When I went to Bowen I expected to make a list of my priorities, careful not to waste the moments of my "one wild and precious life". I value intentionality. But sometimes it can become a burden, a hypervigilant attempt to never miss what God has for me. In my late thirties, I'm now "middle-aged", which is hard to believe. I remember so well when I first joined L'Abri. I walked across the field with wildflowers in one hand and theology books in the other, thinking, "This is my life!" There was a fresh excitement then, a sense of possibility. But now there's a settledness I never had in my 20s. I like my life better now, yet I have a new awareness of how short life is. I sit with my 99-year-old grandma and wonder what I'll be proud of or regret when I'm her age.
On the cloudy Sunday, Sarah and I walked the ocean trail on Cape Roger Curtis, praying silently on the way there and aloud together on the way back. I pondered Psalm 23. What does it mean for goodness and mercy to follow us? I think of two sheepdogs keeping us on the path as they respond to the shepherd. So often I'm dogged instead by worry or shame. What if "keeping in step with the Spirit" isn't about constantly trying to maximize your time, afraid you might miss an invitation from God and get off track? What if instead it's responding to goodness—attending to where God's goodness is flowing, letting goodness and mercy guide you?

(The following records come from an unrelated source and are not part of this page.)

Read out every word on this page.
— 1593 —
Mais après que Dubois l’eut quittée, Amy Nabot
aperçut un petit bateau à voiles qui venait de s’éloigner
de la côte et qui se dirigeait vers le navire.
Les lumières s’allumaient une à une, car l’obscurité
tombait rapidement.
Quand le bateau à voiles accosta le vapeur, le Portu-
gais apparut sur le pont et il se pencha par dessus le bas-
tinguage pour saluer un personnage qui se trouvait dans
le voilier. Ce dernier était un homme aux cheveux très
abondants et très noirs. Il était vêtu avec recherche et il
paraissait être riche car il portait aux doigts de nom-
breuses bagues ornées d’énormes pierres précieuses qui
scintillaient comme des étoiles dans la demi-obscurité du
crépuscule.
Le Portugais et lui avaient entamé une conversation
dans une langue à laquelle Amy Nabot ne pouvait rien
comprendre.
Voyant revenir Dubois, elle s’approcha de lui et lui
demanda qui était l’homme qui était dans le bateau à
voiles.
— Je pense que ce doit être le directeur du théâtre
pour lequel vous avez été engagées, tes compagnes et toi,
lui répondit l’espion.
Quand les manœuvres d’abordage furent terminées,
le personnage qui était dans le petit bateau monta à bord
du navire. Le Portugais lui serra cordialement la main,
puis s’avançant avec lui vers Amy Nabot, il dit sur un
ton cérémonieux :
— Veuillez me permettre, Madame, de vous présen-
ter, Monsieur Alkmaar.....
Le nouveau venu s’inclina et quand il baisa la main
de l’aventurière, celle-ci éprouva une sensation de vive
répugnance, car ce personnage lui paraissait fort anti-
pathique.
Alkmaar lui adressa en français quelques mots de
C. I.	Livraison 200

We reached the mossy point near the little white lighthouse and sat on the bare, damp rocks overlooking the Salish Sea. The torn blue edge of Vancouver Island's mountains floated on the horizon. I told Sarah the thoughts I'd had as I'd prayed, and tears welled up. Life seems too short sometimes to do everything I want to do. And yet God holds it, he holds it all, and will be with me even when I'm in the shadowed valleys. There's a "forever" in his house, a river to which all the streams of this life will join and continue to flow.